O crescimento das apreensões de cocaína, sobretudo, ajuda a explicar esse novo cenário e exige uma resposta à altura das forças de segurança.

É preciso registrar que esse resultado também demonstra a eficiência do trabalho policial. Quanto maior o número de apreensões, maior o prejuízo imposto às organizações criminosas.

As polícias de Mato Grosso do Sul vêm obtendo resultados importantes no combate ao narcotráfico, retirando toneladas de drogas de circulação antes que elas cheguem ao mercado consumidor. Isso, por si só, já representa um ganho para a sociedade.

Ao mesmo tempo, porém, os números revelam uma realidade preocupante. Campo Grande deixou de ser apenas uma cidade de passagem para assumir um papel estratégico na logística do tráfico. Era um movimento esperado.
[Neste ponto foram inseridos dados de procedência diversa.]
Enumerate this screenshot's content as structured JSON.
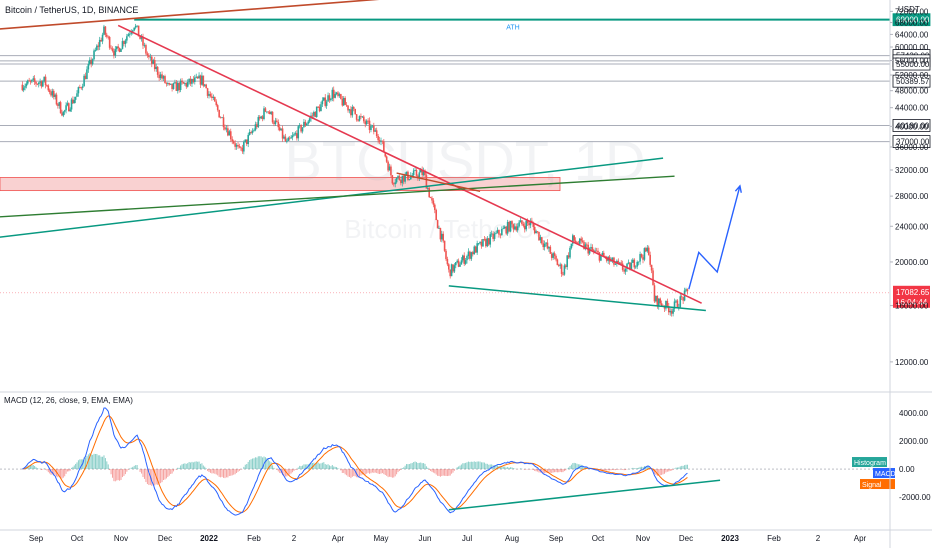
{
  "header": {
    "symbol_title": "Bitcoin / TetherUS, 1D, BINANCE",
    "currency": "USDT",
    "watermark_main": "BTCUSDT, 1D",
    "watermark_sub": "Bitcoin / TetherUS"
  },
  "colors": {
    "bull": "#26a69a",
    "bear": "#ef5350",
    "macd": "#2962ff",
    "signal": "#ff6d00",
    "hist_pos": "#26a69a",
    "hist_neg": "#ef5350",
    "trend_red": "#e53950",
    "trend_green": "#089981",
    "dark_green": "#2e7d32",
    "brown": "#c04a2b",
    "projection": "#2962ff",
    "resistance_fill": "#f7c6c6",
    "price_badge": "#f23645"
  },
  "chart_data": [
    {
      "type": "candlestick",
      "title": "Bitcoin / TetherUS, 1D, BINANCE",
      "x_ticks": [
        "Sep",
        "Oct",
        "Nov",
        "Dec",
        "2022",
        "Feb",
        "2",
        "Apr",
        "May",
        "Jun",
        "Jul",
        "Aug",
        "Sep",
        "Oct",
        "Nov",
        "Dec",
        "2023",
        "Feb",
        "2",
        "Apr"
      ],
      "y_ticks": [
        72000,
        68000,
        64000,
        60000,
        56000,
        52000,
        48000,
        44000,
        40000,
        36000,
        32000,
        28000,
        24000,
        20000,
        16000,
        12000
      ],
      "y_unit": "USDT",
      "ylim": [
        10500,
        74000
      ],
      "scale": "log",
      "price_levels": [
        {
          "value": 69000,
          "label": "69000.00",
          "note": "ATH"
        },
        {
          "value": 57430,
          "label": "57430.00"
        },
        {
          "value": 55909.67,
          "label": "55909.67"
        },
        {
          "value": 55000,
          "label": "55000.00"
        },
        {
          "value": 50389.57,
          "label": "50389.57"
        },
        {
          "value": 40180,
          "label": "40180.00"
        },
        {
          "value": 37000,
          "label": "37000.00"
        }
      ],
      "resistance_zone": [
        28800,
        30800
      ],
      "last_price": {
        "value": 17082.65,
        "label": "17082.65",
        "countdown": "16:04:44"
      },
      "series": [
        {
          "name": "",
          "anchors": [
            [
              "2021-08-22",
              49500
            ],
            [
              "2021-09-07",
              50400
            ],
            [
              "2021-09-21",
              42800
            ],
            [
              "2021-10-01",
              47000
            ],
            [
              "2021-10-20",
              65000
            ],
            [
              "2021-10-28",
              58000
            ],
            [
              "2021-11-10",
              67500
            ],
            [
              "2021-11-20",
              56500
            ],
            [
              "2021-12-04",
              48500
            ],
            [
              "2021-12-27",
              50800
            ],
            [
              "2022-01-22",
              35000
            ],
            [
              "2022-02-10",
              44000
            ],
            [
              "2022-02-24",
              36500
            ],
            [
              "2022-03-28",
              47500
            ],
            [
              "2022-04-30",
              38000
            ],
            [
              "2022-05-09",
              30500
            ],
            [
              "2022-05-31",
              31500
            ],
            [
              "2022-06-13",
              22500
            ],
            [
              "2022-06-18",
              19000
            ],
            [
              "2022-07-08",
              21500
            ],
            [
              "2022-07-30",
              24000
            ],
            [
              "2022-08-14",
              24400
            ],
            [
              "2022-09-06",
              19000
            ],
            [
              "2022-09-13",
              22400
            ],
            [
              "2022-10-20",
              19200
            ],
            [
              "2022-11-05",
              21300
            ],
            [
              "2022-11-09",
              16500
            ],
            [
              "2022-11-21",
              15700
            ],
            [
              "2022-12-02",
              17083
            ]
          ]
        }
      ]
    },
    {
      "type": "line",
      "title": "MACD (12, 26, close, 9, EMA, EMA)",
      "y_ticks": [
        4000,
        2000,
        0,
        -2000
      ],
      "ylim": [
        -4200,
        5200
      ],
      "series": [
        {
          "name": "Histogram"
        },
        {
          "name": "MACD"
        },
        {
          "name": "Signal"
        }
      ]
    }
  ],
  "annotations": {
    "ath_label": "ATH"
  }
}
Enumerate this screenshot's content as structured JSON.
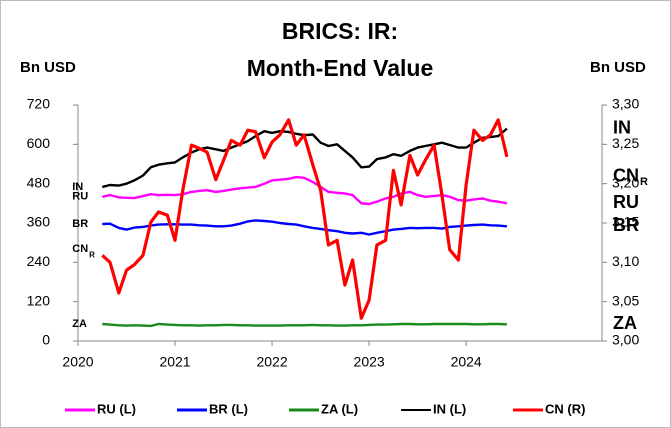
{
  "chart_data": {
    "type": "line",
    "title": [
      "BRICS: IR:",
      "Month-End Value"
    ],
    "y_label": "Bn USD",
    "y2_label": "Bn USD",
    "x": [
      2020.25,
      2020.33,
      2020.42,
      2020.5,
      2020.58,
      2020.67,
      2020.75,
      2020.83,
      2020.92,
      2021.0,
      2021.08,
      2021.17,
      2021.25,
      2021.33,
      2021.42,
      2021.5,
      2021.58,
      2021.67,
      2021.75,
      2021.83,
      2021.92,
      2022.0,
      2022.08,
      2022.17,
      2022.25,
      2022.33,
      2022.42,
      2022.5,
      2022.58,
      2022.67,
      2022.75,
      2022.83,
      2022.92,
      2023.0,
      2023.08,
      2023.17,
      2023.25,
      2023.33,
      2023.42,
      2023.5,
      2023.58,
      2023.67,
      2023.75,
      2023.83,
      2023.92,
      2024.0,
      2024.08,
      2024.17,
      2024.25,
      2024.33,
      2024.42
    ],
    "xlim": [
      2020,
      2025.4
    ],
    "xticks": [
      2020,
      2021,
      2022,
      2023,
      2024
    ],
    "ylim": [
      0,
      720
    ],
    "yticks": [
      0,
      120,
      240,
      360,
      480,
      600,
      720
    ],
    "y2lim": [
      3.0,
      3.3
    ],
    "y2ticks": [
      {
        "value": 3.0,
        "label": "3,00"
      },
      {
        "value": 3.05,
        "label": "3,05"
      },
      {
        "value": 3.1,
        "label": "3,10"
      },
      {
        "value": 3.15,
        "label": "3,15"
      },
      {
        "value": 3.2,
        "label": "3,20"
      },
      {
        "value": 3.25,
        "label": "3,25"
      },
      {
        "value": 3.3,
        "label": "3,30"
      }
    ],
    "legend": "bottom",
    "series": [
      {
        "name": "RU (L)",
        "label": "RU",
        "color": "#ff00ff",
        "values": [
          440,
          445,
          438,
          437,
          436,
          442,
          448,
          445,
          446,
          445,
          448,
          455,
          458,
          460,
          455,
          458,
          462,
          466,
          468,
          470,
          480,
          490,
          492,
          495,
          500,
          498,
          485,
          470,
          455,
          452,
          450,
          445,
          420,
          418,
          425,
          435,
          440,
          450,
          455,
          445,
          440,
          442,
          445,
          440,
          430,
          428,
          432,
          435,
          428,
          425,
          420
        ]
      },
      {
        "name": "BR (L)",
        "label": "BR",
        "color": "#0000ff",
        "values": [
          357,
          358,
          345,
          340,
          346,
          348,
          352,
          355,
          356,
          356,
          355,
          355,
          353,
          352,
          350,
          350,
          352,
          358,
          365,
          368,
          366,
          364,
          360,
          357,
          355,
          350,
          345,
          342,
          338,
          335,
          330,
          328,
          330,
          325,
          330,
          335,
          340,
          342,
          345,
          344,
          345,
          345,
          343,
          348,
          350,
          352,
          354,
          355,
          353,
          352,
          350
        ]
      },
      {
        "name": "ZA (L)",
        "label": "ZA",
        "color": "#1a8a1a",
        "values": [
          52,
          50,
          48,
          47,
          48,
          47,
          46,
          52,
          50,
          49,
          48,
          48,
          47,
          48,
          48,
          49,
          49,
          48,
          48,
          47,
          47,
          47,
          47,
          48,
          48,
          48,
          49,
          48,
          48,
          47,
          47,
          48,
          48,
          49,
          50,
          50,
          51,
          52,
          52,
          51,
          51,
          52,
          52,
          52,
          52,
          52,
          51,
          51,
          52,
          52,
          51
        ]
      },
      {
        "name": "IN (L)",
        "label": "IN",
        "color": "#000000",
        "values": [
          470,
          476,
          474,
          480,
          490,
          505,
          530,
          538,
          542,
          545,
          560,
          575,
          585,
          590,
          585,
          580,
          590,
          600,
          610,
          625,
          640,
          635,
          640,
          638,
          632,
          628,
          630,
          605,
          595,
          600,
          580,
          560,
          530,
          532,
          555,
          560,
          570,
          565,
          580,
          590,
          595,
          600,
          605,
          598,
          590,
          590,
          605,
          620,
          622,
          625,
          648
        ]
      },
      {
        "name": "CN (R)",
        "label": "CN",
        "label_sub": "R",
        "color": "#ff0000",
        "axis": "y2",
        "values": [
          3.109,
          3.1,
          3.061,
          3.09,
          3.097,
          3.109,
          3.151,
          3.164,
          3.16,
          3.128,
          3.192,
          3.249,
          3.245,
          3.24,
          3.205,
          3.23,
          3.255,
          3.249,
          3.268,
          3.266,
          3.233,
          3.253,
          3.262,
          3.281,
          3.249,
          3.262,
          3.224,
          3.192,
          3.122,
          3.128,
          3.071,
          3.103,
          3.029,
          3.052,
          3.122,
          3.128,
          3.217,
          3.173,
          3.236,
          3.211,
          3.23,
          3.249,
          3.186,
          3.116,
          3.103,
          3.198,
          3.268,
          3.255,
          3.262,
          3.281,
          3.234
        ]
      }
    ]
  }
}
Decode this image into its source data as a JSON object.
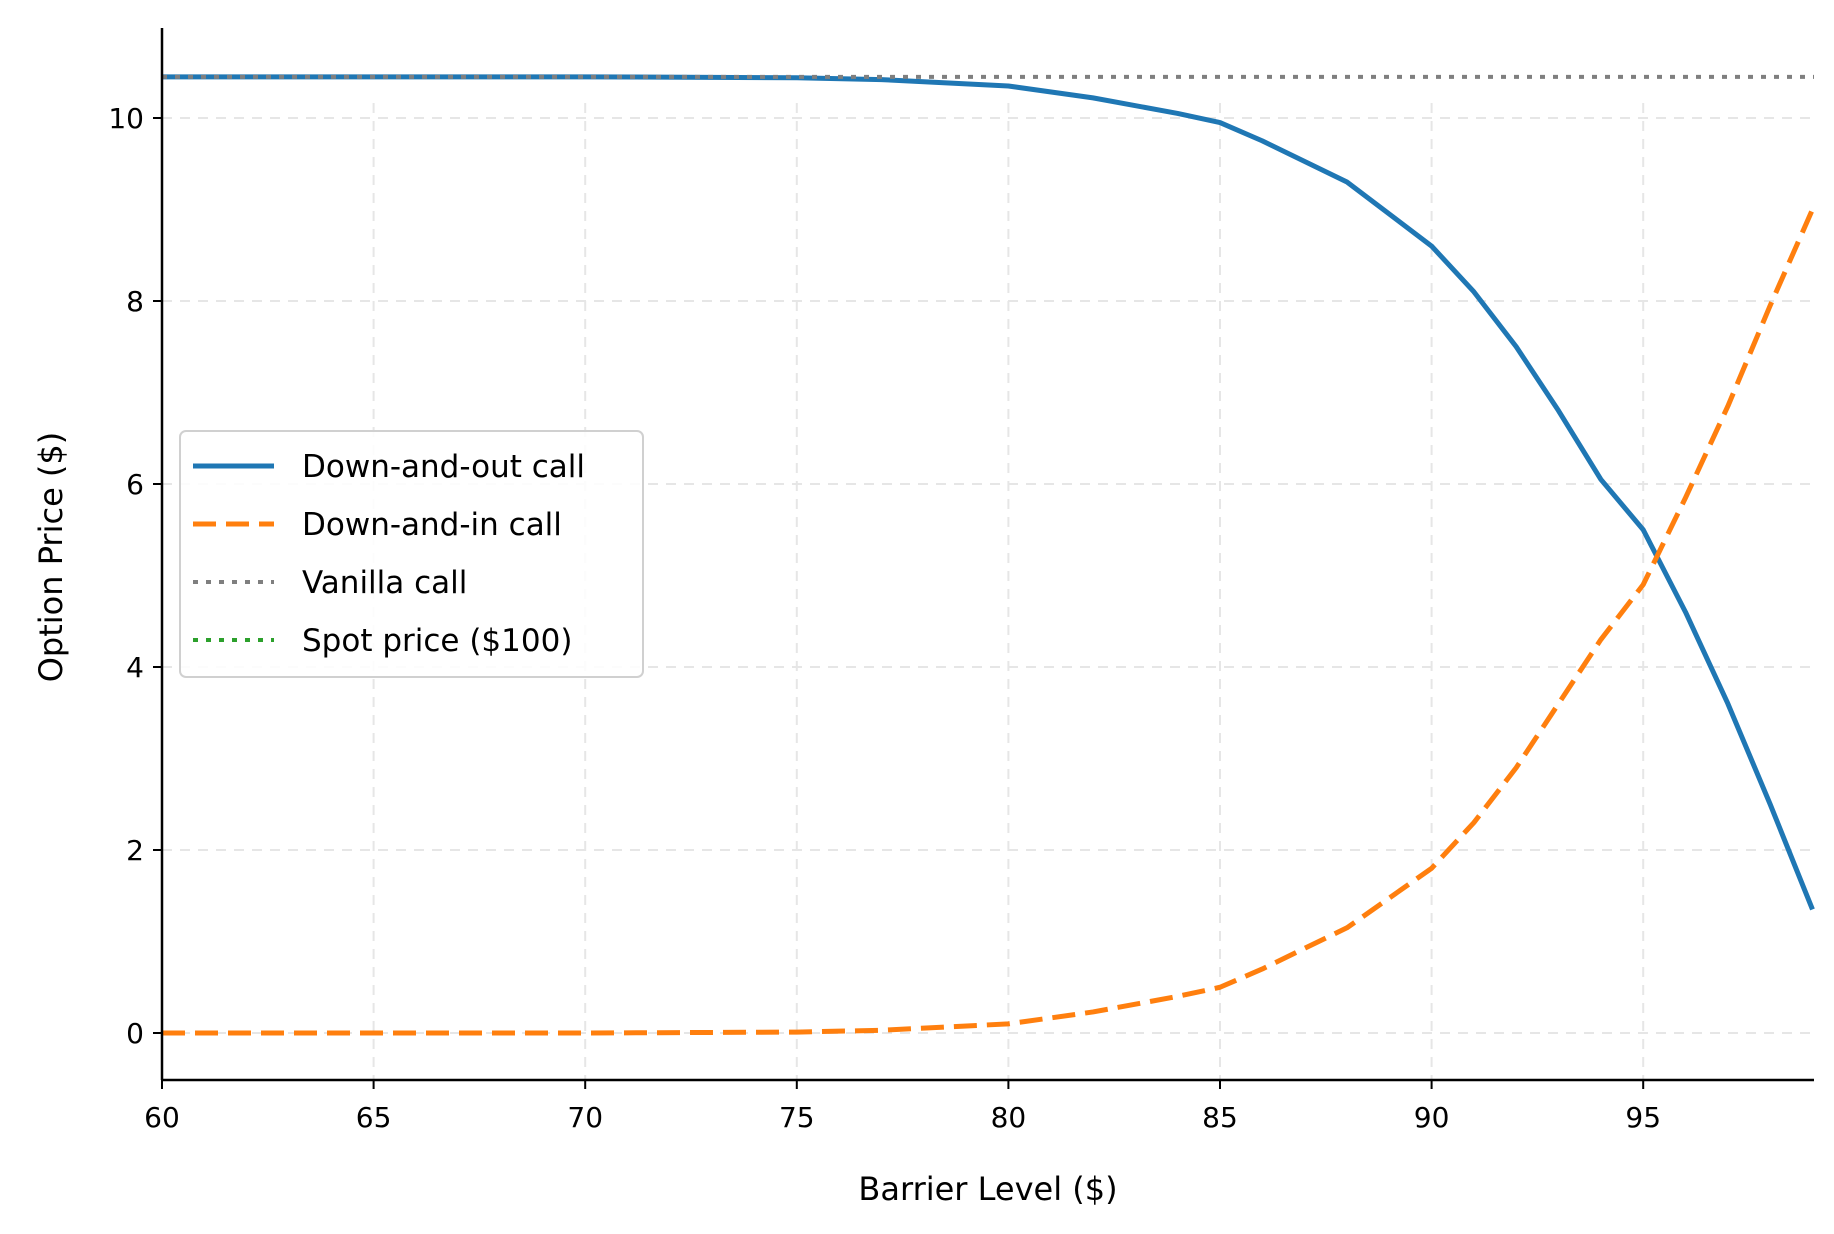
{
  "chart_data": {
    "type": "line",
    "title": "",
    "xlabel": "Barrier Level ($)",
    "ylabel": "Option Price ($)",
    "xlim": [
      60,
      99
    ],
    "ylim": [
      -0.55,
      11
    ],
    "xticks": [
      60,
      65,
      70,
      75,
      80,
      85,
      90,
      95
    ],
    "yticks": [
      0,
      2,
      4,
      6,
      8,
      10
    ],
    "grid": true,
    "legend_position": "center left",
    "x": [
      60,
      65,
      70,
      75,
      77,
      80,
      82,
      84,
      85,
      86,
      88,
      90,
      91,
      92,
      93,
      94,
      95,
      96,
      97,
      98,
      99
    ],
    "series": [
      {
        "name": "Down-and-out call",
        "style": "solid",
        "color": "#1f77b4",
        "values": [
          10.45,
          10.45,
          10.45,
          10.44,
          10.42,
          10.35,
          10.22,
          10.05,
          9.95,
          9.75,
          9.3,
          8.6,
          8.1,
          7.5,
          6.8,
          6.05,
          5.5,
          4.6,
          3.6,
          2.5,
          1.35
        ]
      },
      {
        "name": "Down-and-in call",
        "style": "dashed",
        "color": "#ff7f0e",
        "values": [
          0.0,
          0.0,
          0.0,
          0.01,
          0.03,
          0.1,
          0.23,
          0.4,
          0.5,
          0.7,
          1.15,
          1.8,
          2.3,
          2.9,
          3.6,
          4.3,
          4.9,
          5.85,
          6.85,
          7.95,
          9.0
        ]
      },
      {
        "name": "Vanilla call",
        "style": "dotted",
        "color": "#7f7f7f",
        "constant": 10.45
      },
      {
        "name": "Spot price ($100)",
        "style": "dotted",
        "color": "#2ca02c",
        "vertical_x": 100
      }
    ]
  },
  "legend": {
    "items": [
      "Down-and-out call",
      "Down-and-in call",
      "Vanilla call",
      "Spot price ($100)"
    ]
  }
}
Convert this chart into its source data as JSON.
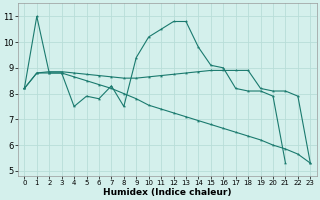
{
  "xlabel": "Humidex (Indice chaleur)",
  "background_color": "#d4f0ec",
  "grid_color": "#b8ddd8",
  "line_color": "#1a7a6e",
  "ylim": [
    4.8,
    11.5
  ],
  "xlim": [
    -0.5,
    23.5
  ],
  "yticks": [
    5,
    6,
    7,
    8,
    9,
    10,
    11
  ],
  "xticks": [
    0,
    1,
    2,
    3,
    4,
    5,
    6,
    7,
    8,
    9,
    10,
    11,
    12,
    13,
    14,
    15,
    16,
    17,
    18,
    19,
    20,
    21,
    22,
    23
  ],
  "series": [
    {
      "x": [
        0,
        1,
        2,
        3,
        4,
        5,
        6,
        7,
        8,
        9,
        10,
        11,
        12,
        13,
        14,
        15,
        16,
        17,
        18,
        19,
        20,
        21,
        22,
        23
      ],
      "y": [
        8.2,
        11.0,
        8.8,
        8.8,
        7.5,
        7.9,
        7.8,
        8.3,
        7.5,
        9.4,
        10.2,
        10.5,
        10.8,
        10.8,
        9.8,
        9.1,
        9.0,
        8.2,
        8.1,
        8.1,
        7.9,
        5.3,
        null,
        null
      ]
    },
    {
      "x": [
        0,
        1,
        2,
        3,
        4,
        5,
        6,
        7,
        8,
        9,
        10,
        11,
        12,
        13,
        14,
        15,
        16,
        17,
        18,
        19,
        20,
        21,
        22,
        23
      ],
      "y": [
        8.2,
        8.8,
        8.85,
        8.85,
        8.8,
        8.75,
        8.7,
        8.65,
        8.6,
        8.6,
        8.65,
        8.7,
        8.75,
        8.8,
        8.85,
        8.9,
        8.9,
        8.9,
        8.9,
        8.2,
        8.1,
        8.1,
        7.9,
        5.3
      ]
    },
    {
      "x": [
        0,
        1,
        2,
        3,
        4,
        5,
        6,
        7,
        8,
        9,
        10,
        11,
        12,
        13,
        14,
        15,
        16,
        17,
        18,
        19,
        20,
        21,
        22,
        23
      ],
      "y": [
        8.2,
        8.8,
        8.8,
        8.8,
        8.65,
        8.5,
        8.35,
        8.2,
        8.0,
        7.8,
        7.55,
        7.4,
        7.25,
        7.1,
        6.95,
        6.8,
        6.65,
        6.5,
        6.35,
        6.2,
        6.0,
        5.85,
        5.65,
        5.3
      ]
    }
  ]
}
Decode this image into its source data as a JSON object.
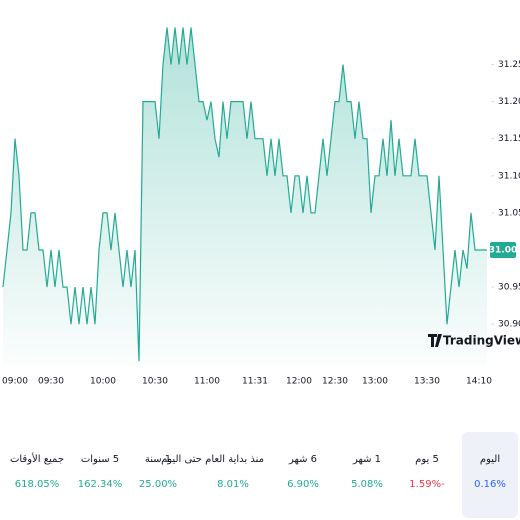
{
  "chart_data": {
    "type": "area",
    "categories": [
      null,
      null,
      null,
      "09:00",
      null,
      null,
      null,
      null,
      null,
      null,
      null,
      null,
      "09:30",
      null,
      null,
      null,
      null,
      null,
      null,
      null,
      null,
      null,
      null,
      null,
      null,
      "10:00",
      null,
      null,
      null,
      null,
      null,
      null,
      null,
      null,
      null,
      null,
      null,
      null,
      "10:30",
      null,
      null,
      null,
      null,
      null,
      null,
      null,
      null,
      null,
      null,
      null,
      null,
      "11:00",
      null,
      null,
      null,
      null,
      null,
      null,
      null,
      null,
      null,
      null,
      null,
      "11:31",
      null,
      null,
      null,
      null,
      null,
      null,
      null,
      null,
      null,
      null,
      "12:00",
      null,
      null,
      null,
      null,
      null,
      null,
      null,
      null,
      "12:30",
      null,
      null,
      null,
      null,
      null,
      null,
      null,
      null,
      null,
      "13:00",
      null,
      null,
      null,
      null,
      null,
      null,
      null,
      null,
      null,
      null,
      null,
      null,
      "13:30",
      null,
      null,
      null,
      null,
      null,
      null,
      null,
      null,
      null,
      null,
      null,
      null,
      "14:10",
      null,
      null
    ],
    "values": [
      30.95,
      31.0,
      31.05,
      31.15,
      31.1,
      31.0,
      31.0,
      31.05,
      31.05,
      31.0,
      31.0,
      30.95,
      31.0,
      30.95,
      31.0,
      30.95,
      30.95,
      30.9,
      30.95,
      30.9,
      30.95,
      30.9,
      30.95,
      30.9,
      31.0,
      31.05,
      31.05,
      31.0,
      31.05,
      31.0,
      30.95,
      31.0,
      30.95,
      31.0,
      30.85,
      31.2,
      31.2,
      31.2,
      31.2,
      31.15,
      31.25,
      31.3,
      31.25,
      31.3,
      31.25,
      31.3,
      31.25,
      31.3,
      31.25,
      31.2,
      31.2,
      31.175,
      31.2,
      31.15,
      31.125,
      31.2,
      31.15,
      31.2,
      31.2,
      31.2,
      31.2,
      31.15,
      31.2,
      31.15,
      31.15,
      31.15,
      31.1,
      31.15,
      31.1,
      31.15,
      31.1,
      31.1,
      31.05,
      31.1,
      31.1,
      31.05,
      31.1,
      31.05,
      31.05,
      31.1,
      31.15,
      31.1,
      31.15,
      31.2,
      31.2,
      31.25,
      31.2,
      31.2,
      31.15,
      31.2,
      31.15,
      31.15,
      31.05,
      31.1,
      31.1,
      31.15,
      31.1,
      31.175,
      31.1,
      31.15,
      31.1,
      31.1,
      31.1,
      31.15,
      31.1,
      31.1,
      31.1,
      31.05,
      31.0,
      31.1,
      31.0,
      30.9,
      30.95,
      31.0,
      30.95,
      31.0,
      30.975,
      31.05,
      31.0,
      31.0,
      31.0,
      31.0
    ],
    "last_label": "31.00",
    "color": "#22ab94",
    "ylim": [
      30.845,
      31.31
    ],
    "yticks": [
      31.25,
      {
        "value": 31.2,
        "label": "31.20"
      },
      31.15,
      {
        "value": 31.1,
        "label": "31.10"
      },
      31.05,
      30.95,
      {
        "value": 30.9,
        "label": "30.90"
      }
    ],
    "logo": "TradingView"
  },
  "periods": [
    {
      "label": "اليوم",
      "value": 0.16,
      "value_label": "0.16%"
    },
    {
      "label": "5 يوم",
      "value": -1.59,
      "value_label": "-1.59%"
    },
    {
      "label": "1 شهر",
      "value": 5.08,
      "value_label": "5.08%"
    },
    {
      "label": "6 شهر",
      "value": 6.9,
      "value_label": "6.90%"
    },
    {
      "label": "منذ بداية العام حتى اليوم",
      "value": 8.01,
      "value_label": "8.01%"
    },
    {
      "label": "1 سنة",
      "value": 25,
      "value_label": "25.00%"
    },
    {
      "label": "5 سنوات",
      "value": 162.34,
      "value_label": "162.34%"
    },
    {
      "label": "جميع الأوقات",
      "value": 618.05,
      "value_label": "618.05%"
    }
  ],
  "selected_period": 0
}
Pela localização geográfica, a Capital reúne condições para receber drogas provenientes da Bolívia e do Paraguai e redistribuí-las para diferentes regiões do País. A malha rodoviária, a posição central e a infraestrutura urbana tornam esse deslocamento mais eficiente para as organizações criminosas.

Também não surpreende que os chefões do tráfico priorizem os grandes centros urbanos, pois são cidades que oferecem maior circulação de pessoas e mercadorias, além de condições que facilitam a ocultação de atividades ilícitas em meio à economia formal.

Quanto maior a cidade, maior tende a ser a capacidade de esconder operações criminosas e movimentar recursos sem despertar suspeitas imediatas.

Essa mudança exige uma adaptação das estratégias de segurança pública. A fiscalização da faixa de fronteira continuará sendo indispensável, mas ela, sozinha, já não basta.

É necessário ampliar o monitoramento das grandes cidades, fortalecer o trabalho de inteligência, integrar bancos de dados e aprofundar as investigações sobre as organizações que comandam o tráfico e a lavagem de dinheiro.

Quanto mais eficiente for a atuação do Estado, maior será o efeito de dissuasão. O crime organizado também faz cálculos. Quando percebe aumento da fiscalização, da inteligência policial e do risco de apreensões, tende a rever rotas e estratégias. Esse efeito preventivo é tão importante quanto as próprias operações policiais.

Campo Grande se consolidou como um novo centro logístico do tráfico de drogas. Ignorar esse fato seria um erro. Cabe agora às forças de segurança reforçar sua presença nos grandes centros urbanos, sem descuidar da fronteira.

O combate ao narcotráfico precisa acompanhar a evolução das organizações criminosas, afinal, quando o crime muda de rota, o Estado também precisa mudar sua forma de agir.